Well, can't you just like, try harder?

Yep! That is definitely part of it. But that's just part of it and I've only got so much strength on my own. Which is why I'm seeking help and trying to fight smarter, not just harder. The hard part about “trying harder” is how hard it is.

You can't be addicted to that! It's not addictive!

This one is very common in online forums. And it's really rough.

A therapist I worked with for a while told me about this one. She said that she's heard people say “you can't get addicted to that!” in reference to just about every addiction, and it usually comes from one of three places:

  1. The person is also addicted, and is still in denial about their addiction. They're in the “I can stop any time I want” phase. They want to believe that you can't be addicted, because then they can tell themselves they aren't.
  2. The person is one of those lucky people who just doesn't seem to get addicted. There are people who can partake “socially” or from time to time and they just...don't get hooked. I am intensely jealous of these people. I'm trying not to be.
  3. The person has never really dealt with any addiction, and in their mind “addiction” means being a strung out junkie like in 1980's “very special episodes”. In their mind, if you don't snort/inject it, it's not addictive. If I am interacting with this person for real (not just on an online forum) I might spend some time explaining a more realistic model of what addiction is (like in my introduction) But most of the time I just shrug and try not to let my mood collapse.

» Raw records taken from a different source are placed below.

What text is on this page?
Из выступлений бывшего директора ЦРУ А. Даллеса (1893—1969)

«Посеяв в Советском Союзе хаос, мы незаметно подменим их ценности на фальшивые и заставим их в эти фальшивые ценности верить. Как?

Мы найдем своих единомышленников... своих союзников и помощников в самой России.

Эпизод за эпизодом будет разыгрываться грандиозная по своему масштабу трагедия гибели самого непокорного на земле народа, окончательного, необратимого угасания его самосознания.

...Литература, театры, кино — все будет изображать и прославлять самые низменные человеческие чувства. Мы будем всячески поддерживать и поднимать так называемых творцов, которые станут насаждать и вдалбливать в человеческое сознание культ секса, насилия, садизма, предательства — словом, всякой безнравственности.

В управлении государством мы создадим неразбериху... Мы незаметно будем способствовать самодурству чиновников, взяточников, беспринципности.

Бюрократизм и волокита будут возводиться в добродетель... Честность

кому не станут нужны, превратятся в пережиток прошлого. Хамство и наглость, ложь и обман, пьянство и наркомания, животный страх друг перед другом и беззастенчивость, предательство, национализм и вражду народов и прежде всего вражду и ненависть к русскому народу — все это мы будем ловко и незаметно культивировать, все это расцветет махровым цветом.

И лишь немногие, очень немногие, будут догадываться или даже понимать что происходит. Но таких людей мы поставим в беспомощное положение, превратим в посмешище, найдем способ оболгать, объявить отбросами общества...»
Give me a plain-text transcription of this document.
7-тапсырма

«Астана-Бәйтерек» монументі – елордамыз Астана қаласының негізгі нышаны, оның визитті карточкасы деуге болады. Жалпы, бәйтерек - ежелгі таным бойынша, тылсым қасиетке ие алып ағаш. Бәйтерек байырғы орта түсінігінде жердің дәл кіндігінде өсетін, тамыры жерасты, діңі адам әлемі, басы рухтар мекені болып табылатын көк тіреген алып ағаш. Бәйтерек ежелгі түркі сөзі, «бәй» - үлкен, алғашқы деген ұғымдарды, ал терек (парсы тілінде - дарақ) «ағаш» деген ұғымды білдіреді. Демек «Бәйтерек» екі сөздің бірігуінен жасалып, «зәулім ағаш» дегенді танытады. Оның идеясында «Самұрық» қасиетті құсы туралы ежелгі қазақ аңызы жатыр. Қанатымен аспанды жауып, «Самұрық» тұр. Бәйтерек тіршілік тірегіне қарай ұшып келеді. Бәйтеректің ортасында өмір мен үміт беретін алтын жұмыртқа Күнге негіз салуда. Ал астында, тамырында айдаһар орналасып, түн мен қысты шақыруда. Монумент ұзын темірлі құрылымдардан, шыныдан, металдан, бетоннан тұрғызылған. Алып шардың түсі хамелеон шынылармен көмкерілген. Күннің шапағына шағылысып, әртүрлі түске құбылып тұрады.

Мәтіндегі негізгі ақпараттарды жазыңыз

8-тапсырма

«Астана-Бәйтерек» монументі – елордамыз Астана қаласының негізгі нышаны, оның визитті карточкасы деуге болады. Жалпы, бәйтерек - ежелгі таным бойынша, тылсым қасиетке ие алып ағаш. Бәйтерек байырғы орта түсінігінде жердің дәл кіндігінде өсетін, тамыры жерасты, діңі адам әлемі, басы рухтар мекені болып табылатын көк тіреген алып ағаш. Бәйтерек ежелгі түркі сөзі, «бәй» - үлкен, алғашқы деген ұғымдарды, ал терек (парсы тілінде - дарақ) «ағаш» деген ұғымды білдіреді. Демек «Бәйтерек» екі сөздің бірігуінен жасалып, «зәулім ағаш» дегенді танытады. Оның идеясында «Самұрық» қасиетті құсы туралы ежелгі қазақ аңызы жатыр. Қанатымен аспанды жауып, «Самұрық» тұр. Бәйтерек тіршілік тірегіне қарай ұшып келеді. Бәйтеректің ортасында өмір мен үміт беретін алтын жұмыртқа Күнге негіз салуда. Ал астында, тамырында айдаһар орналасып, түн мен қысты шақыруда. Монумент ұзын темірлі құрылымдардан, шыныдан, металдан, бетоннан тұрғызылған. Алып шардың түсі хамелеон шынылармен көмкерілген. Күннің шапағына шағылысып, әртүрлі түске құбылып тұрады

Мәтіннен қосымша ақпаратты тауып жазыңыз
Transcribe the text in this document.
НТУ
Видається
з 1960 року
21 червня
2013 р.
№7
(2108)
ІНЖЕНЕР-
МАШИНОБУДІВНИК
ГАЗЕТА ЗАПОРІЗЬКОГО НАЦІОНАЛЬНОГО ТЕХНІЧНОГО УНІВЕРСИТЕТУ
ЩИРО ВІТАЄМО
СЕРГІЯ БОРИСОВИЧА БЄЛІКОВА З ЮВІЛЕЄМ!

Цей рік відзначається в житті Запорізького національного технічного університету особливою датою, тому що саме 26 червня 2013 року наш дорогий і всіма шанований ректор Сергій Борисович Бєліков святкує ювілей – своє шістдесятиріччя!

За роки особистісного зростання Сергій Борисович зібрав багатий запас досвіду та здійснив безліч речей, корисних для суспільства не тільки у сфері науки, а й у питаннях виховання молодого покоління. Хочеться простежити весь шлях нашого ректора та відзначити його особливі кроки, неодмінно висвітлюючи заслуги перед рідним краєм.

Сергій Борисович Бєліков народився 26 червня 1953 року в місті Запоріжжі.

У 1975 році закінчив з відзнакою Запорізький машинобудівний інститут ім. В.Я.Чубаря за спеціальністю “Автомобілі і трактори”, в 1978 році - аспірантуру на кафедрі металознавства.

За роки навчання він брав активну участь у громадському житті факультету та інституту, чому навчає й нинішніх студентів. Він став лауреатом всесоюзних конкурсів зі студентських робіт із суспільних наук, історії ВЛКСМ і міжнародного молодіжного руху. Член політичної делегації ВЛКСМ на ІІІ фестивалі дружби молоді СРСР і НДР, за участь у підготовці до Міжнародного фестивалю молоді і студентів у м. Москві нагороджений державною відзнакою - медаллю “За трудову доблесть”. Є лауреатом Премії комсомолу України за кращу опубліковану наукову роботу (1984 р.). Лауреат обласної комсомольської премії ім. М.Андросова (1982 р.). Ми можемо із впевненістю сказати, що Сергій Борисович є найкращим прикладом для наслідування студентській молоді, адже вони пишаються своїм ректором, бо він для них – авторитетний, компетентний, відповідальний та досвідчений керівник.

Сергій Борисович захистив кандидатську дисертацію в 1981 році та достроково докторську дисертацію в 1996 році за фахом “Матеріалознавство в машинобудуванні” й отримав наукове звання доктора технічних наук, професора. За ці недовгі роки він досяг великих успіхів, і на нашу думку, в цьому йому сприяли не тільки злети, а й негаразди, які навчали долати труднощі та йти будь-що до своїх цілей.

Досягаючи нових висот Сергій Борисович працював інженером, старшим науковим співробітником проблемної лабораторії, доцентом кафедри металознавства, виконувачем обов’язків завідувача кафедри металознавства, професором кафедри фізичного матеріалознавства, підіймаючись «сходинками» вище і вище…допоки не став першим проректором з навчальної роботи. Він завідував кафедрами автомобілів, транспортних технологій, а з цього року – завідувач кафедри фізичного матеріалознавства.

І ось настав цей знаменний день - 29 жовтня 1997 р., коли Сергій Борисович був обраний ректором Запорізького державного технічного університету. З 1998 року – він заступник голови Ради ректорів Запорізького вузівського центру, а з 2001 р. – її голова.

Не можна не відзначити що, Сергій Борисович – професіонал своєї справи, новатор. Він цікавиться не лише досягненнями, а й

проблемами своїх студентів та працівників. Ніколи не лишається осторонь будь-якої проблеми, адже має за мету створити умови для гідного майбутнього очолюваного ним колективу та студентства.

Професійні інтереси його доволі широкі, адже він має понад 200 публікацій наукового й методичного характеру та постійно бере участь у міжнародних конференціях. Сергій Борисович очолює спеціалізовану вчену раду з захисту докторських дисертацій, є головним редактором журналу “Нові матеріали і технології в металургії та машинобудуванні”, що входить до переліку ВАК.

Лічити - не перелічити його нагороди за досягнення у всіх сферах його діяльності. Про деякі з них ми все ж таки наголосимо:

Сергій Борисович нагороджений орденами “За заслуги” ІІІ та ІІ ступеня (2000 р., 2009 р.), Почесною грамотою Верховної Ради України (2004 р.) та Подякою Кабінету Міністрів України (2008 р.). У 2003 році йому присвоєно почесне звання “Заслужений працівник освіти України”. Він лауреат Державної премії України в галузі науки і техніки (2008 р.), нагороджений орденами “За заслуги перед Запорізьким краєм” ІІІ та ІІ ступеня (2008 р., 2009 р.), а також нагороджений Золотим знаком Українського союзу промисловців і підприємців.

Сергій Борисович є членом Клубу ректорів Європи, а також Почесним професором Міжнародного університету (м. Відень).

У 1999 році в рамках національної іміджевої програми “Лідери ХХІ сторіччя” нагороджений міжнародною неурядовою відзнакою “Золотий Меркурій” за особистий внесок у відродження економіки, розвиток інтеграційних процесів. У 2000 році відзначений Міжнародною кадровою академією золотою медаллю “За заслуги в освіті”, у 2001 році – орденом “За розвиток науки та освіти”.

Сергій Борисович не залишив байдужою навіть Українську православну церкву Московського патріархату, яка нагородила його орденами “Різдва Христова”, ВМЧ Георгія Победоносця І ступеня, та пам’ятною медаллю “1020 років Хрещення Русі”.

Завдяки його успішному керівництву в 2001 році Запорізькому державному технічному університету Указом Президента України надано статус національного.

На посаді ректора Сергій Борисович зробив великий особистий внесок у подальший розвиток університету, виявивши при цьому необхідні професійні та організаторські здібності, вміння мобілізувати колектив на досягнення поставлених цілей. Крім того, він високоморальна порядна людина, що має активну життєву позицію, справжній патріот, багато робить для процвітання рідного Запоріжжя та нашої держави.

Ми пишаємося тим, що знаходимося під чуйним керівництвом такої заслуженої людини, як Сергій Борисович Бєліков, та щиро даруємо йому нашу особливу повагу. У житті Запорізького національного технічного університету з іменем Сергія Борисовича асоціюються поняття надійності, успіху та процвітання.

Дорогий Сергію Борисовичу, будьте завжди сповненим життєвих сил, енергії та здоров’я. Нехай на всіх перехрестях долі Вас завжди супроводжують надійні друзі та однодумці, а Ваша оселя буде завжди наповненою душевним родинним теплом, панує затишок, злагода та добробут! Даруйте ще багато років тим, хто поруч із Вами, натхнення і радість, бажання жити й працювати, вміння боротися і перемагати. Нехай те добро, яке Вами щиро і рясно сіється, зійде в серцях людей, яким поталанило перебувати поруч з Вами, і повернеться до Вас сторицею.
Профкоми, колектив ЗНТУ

Do you actually like that? (Alternately “how could you like that?”)

No, I absolutely hate it.

Except for in those moments when it's literally all I can think about and I would gladly trade something unimportant—my arms and legs, say—to use again. When I do relapse I like it right up to the moment the hook it provides starts to fade. Then I hate it again, but now I also hate myself for giving in! Fun!

(A big part of recovery programs is getting over the self-hatred part because it's amazingly detrimental. Feeling like a bad person inevitably leads to a “binge”. Learning to accept yourself and stand up and try again is more likely to lead to success. Or so I have been told.)

Some Helpful Things to Say

There are some good things you can say. They can be uncomfortable because, well, this is an uncomfortable topic. But here's some of the best:

Wow, that sounds rough.

Thank you! It really can be.

I'm not judging you.

Seriously, please say this if you know someone who is struggling to get free. I promise you they're judging themselves to pieces. It's an awkward thing to say, but bite the bullet and say it. Please.

Listen, if you ever need to talk, like, even at 2AM, just call or even just text, okay? I'm here for you.

You'll have to say this a few dozen times. But if you have the strength to make the offer it will mean the world to them. At some point they might just need it and you will have saved them.

Do you have the help you need? Is there a professional or someone you can call or something?

You don't have to take on an addict's problems yourself. There is support, and just encouraging them to find it is a major help.

Do you want to go get some lunch? I'm starving.

Let them know that you still accept them, still want to hang out, still think of them as a person, not a problem.

It takes a lot of strength to say any of these things. I know, I get it. All I can say is that any little bit of understanding helps immensely.

Thanks for reading, I appreciate it.